Pemerintah berpendapat Pengurus Yayasan Badan Perguruan Sekolah Menengah Kristen Jawa Barat (Yayasan BPSMK-JB) yang mengajukan uji materiil Undang-Undang Nomor 86 Tahun 1958 tentang Nasionalisasi Perusahaan-Perusahaan Milik Belanda (UU Nasionalisasi) tidak memiliki kedudukan hukum. Hal ini karena berdasarkan sejarah penguasaan negara atas aset eks asing Cina, aset yang dikuasai Pemohon bukan berasal dari aset nasionalisasi sehingga syarat adanya hubungan sebab-akibat atau causaal verband antara kerugian konstitusional Pemohon dengan undang-undang yang dimohonkan untuk diuji sama sekali tidak terpenuhi. Demikian disampaikan oleh Kepala Biro Hukum Kementerian Keuangan (Kemenkeu) Tio Serepina Siahaan mewakili pemerintah dalam sidang lanjutan Perkara Nomor 27/PUU-XVI/2018, Senin (5/6).
Aset yang dimiliki Pemohon, lanjut Serephina, adalah aset bekas milik Cina berasal dari penguasaan negara atas aset milik badan hukum atau perkumpulan perseorangan. Hal ini dinyatakan dilarang berdasar Peraturan Penguasa Perang Pusat Nomor PRP/032/Peperpu/1958 dan Undang-Undang Nomor 50 PRP Tahun 1960.
“Berdasarkan ketentuan mengenai syarat-syarat kedudukan hukum atau legal standing pengujian undang-undang tersebut di atas dan mencermati apa yang dikemukakan oleh Pemohon pada bagian kedudukan hukum permohonannya, Pemerintah berpendapat Pemohon Pengujian undang-undang ini tidak memiliki kedudukan hukum atau legal standing,” jelasnya dalam sidang yang dipimpin oleh Ketua MK Anwar Usman.

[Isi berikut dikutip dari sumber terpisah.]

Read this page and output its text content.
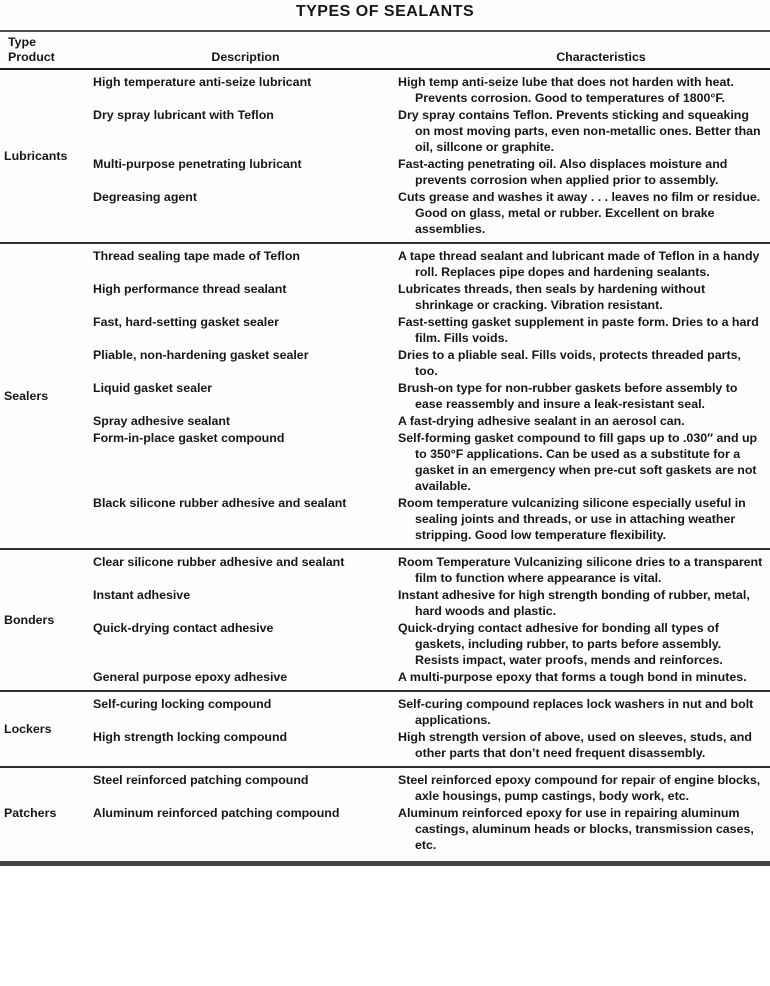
TYPES OF SEALANTS
Type
Product	Description	Characteristics
Lubricants
High temperature anti-seize lubricant	High temp anti-seize lube that does not harden with heat. Prevents corrosion. Good to temperatures of 1800°F.
Dry spray lubricant with Teflon	Dry spray contains Teflon. Prevents sticking and squeaking on most moving parts, even non-metallic ones. Better than oil, sillcone or graphite.
Multi-purpose penetrating lubricant	Fast-acting penetrating oil. Also displaces moisture and prevents corrosion when applied prior to assembly.
Degreasing agent	Cuts grease and washes it away . . . leaves no film or residue. Good on glass, metal or rubber. Excellent on brake assemblies.
Sealers
Thread sealing tape made of Teflon	A tape thread sealant and lubricant made of Teflon in a handy roll. Replaces pipe dopes and hardening sealants.
High performance thread sealant	Lubricates threads, then seals by hardening without shrinkage or cracking. Vibration resistant.
Fast, hard-setting gasket sealer	Fast-setting gasket supplement in paste form. Dries to a hard film. Fills voids.
Pliable, non-hardening gasket sealer	Dries to a pliable seal. Fills voids, protects threaded parts, too.
Liquid gasket sealer	Brush-on type for non-rubber gaskets before assembly to ease reassembly and insure a leak-resistant seal.
Spray adhesive sealant	A fast-drying adhesive sealant in an aerosol can.
Form-in-place gasket compound	Self-forming gasket compound to fill gaps up to .030″ and up to 350°F applications. Can be used as a substitute for a gasket in an emergency when pre-cut soft gaskets are not available.
Black silicone rubber adhesive and sealant	Room temperature vulcanizing silicone especially useful in sealing joints and threads, or use in attaching weather stripping. Good low temperature flexibility.
Bonders
Clear silicone rubber adhesive and sealant	Room Temperature Vulcanizing silicone dries to a transparent film to function where appearance is vital.
Instant adhesive	Instant adhesive for high strength bonding of rubber, metal, hard woods and plastic.
Quick-drying contact adhesive	Quick-drying contact adhesive for bonding all types of gaskets, including rubber, to parts before assembly. Resists impact, water proofs, mends and reinforces.
General purpose epoxy adhesive	A multi-purpose epoxy that forms a tough bond in minutes.
Lockers
Self-curing locking compound	Self-curing compound replaces lock washers in nut and bolt applications.
High strength locking compound	High strength version of above, used on sleeves, studs, and other parts that don’t need frequent disassembly.
Patchers
Steel reinforced patching compound	Steel reinforced epoxy compound for repair of engine blocks, axle housings, pump castings, body work, etc.
Aluminum reinforced patching compound	Aluminum reinforced epoxy for use in repairing aluminum castings, aluminum heads or blocks, transmission cases, etc.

Sebelumnya Pemohon Perkara Nomor 27/PUU-XVI/2018 tersebut menguji Pasal 1 UU Nasionalisasi terkait nasionalisasi perusahaan-perusahaan milik Belanda. Menurut Pemohon, Pasal 1 UU Nasionalisasi merugikan hak konstitusional Pemohon. Pemohon merupakan pemilik sah lahan atau aset milik Het Cristhelijk Lyceum (HCL) yang terletak di Jalan Ir. H. Juanda No. 93, Bandung. Akan tetapi, sejak 1991 hingga 2018, Pemohon menghadapi gugatan hukum dari Perkumpulan Lyceum Kristen yang mengklaim sebagai pemilik aset HCL yang telah dinasionalisasi oleh pemerintah. Padahal Kementerian Keuangan telah melepaskan penguasaan negara atas aset milik asing tanah tersebut kepada Yayasan BPSMK-JB pada 19 Desember 2003.

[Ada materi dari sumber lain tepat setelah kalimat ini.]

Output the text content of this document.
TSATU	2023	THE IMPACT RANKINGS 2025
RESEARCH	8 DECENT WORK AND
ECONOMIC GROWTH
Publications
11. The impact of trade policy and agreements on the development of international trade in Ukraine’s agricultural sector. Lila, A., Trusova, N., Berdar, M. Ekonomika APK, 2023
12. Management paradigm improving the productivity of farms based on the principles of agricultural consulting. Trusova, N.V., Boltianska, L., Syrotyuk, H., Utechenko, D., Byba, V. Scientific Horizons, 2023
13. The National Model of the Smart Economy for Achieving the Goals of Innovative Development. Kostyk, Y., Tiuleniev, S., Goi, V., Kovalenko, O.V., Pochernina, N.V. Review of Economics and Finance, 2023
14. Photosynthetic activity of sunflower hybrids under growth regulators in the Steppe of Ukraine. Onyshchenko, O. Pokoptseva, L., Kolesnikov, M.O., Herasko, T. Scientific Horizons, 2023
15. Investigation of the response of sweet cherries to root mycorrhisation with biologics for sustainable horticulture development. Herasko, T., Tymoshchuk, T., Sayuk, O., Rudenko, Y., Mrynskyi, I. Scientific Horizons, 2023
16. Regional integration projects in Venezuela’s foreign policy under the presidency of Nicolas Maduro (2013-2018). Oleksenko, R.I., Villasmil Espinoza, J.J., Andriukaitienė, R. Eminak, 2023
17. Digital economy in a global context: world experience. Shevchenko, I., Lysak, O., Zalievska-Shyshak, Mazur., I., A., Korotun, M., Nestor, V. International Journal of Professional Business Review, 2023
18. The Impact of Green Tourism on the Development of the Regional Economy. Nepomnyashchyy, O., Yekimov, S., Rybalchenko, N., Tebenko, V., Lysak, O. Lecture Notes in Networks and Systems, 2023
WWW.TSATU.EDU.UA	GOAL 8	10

Akan tetapi, keberadaan Pasal 1 UU Nasionalisasi menyebabkan yayasan Pemohon kerap mengalami gugatan hukum. Keberadaan Pasal 1 UU Nasionalisasi tidak memberikan kepastian hukum atas aset bekas HCL yang telah dinasionalisasi dan pengusaannya beralih dari negara kepada Pemohon. Untuk itulah, dalam petitum permohonannya, Pemohon meminta agar Mahkamah menyatakan Frasa “Bebas” dalam ketentuan Pasal 1 UU Nasionalisasi tidak memiliki kekuatan hukum yang mengikat secara bersyarat (conditionally unconstitutional) bila tidak dimaknai; “Bebas dari segala tuntutan atau gugatan hukum”.(ARS/LA)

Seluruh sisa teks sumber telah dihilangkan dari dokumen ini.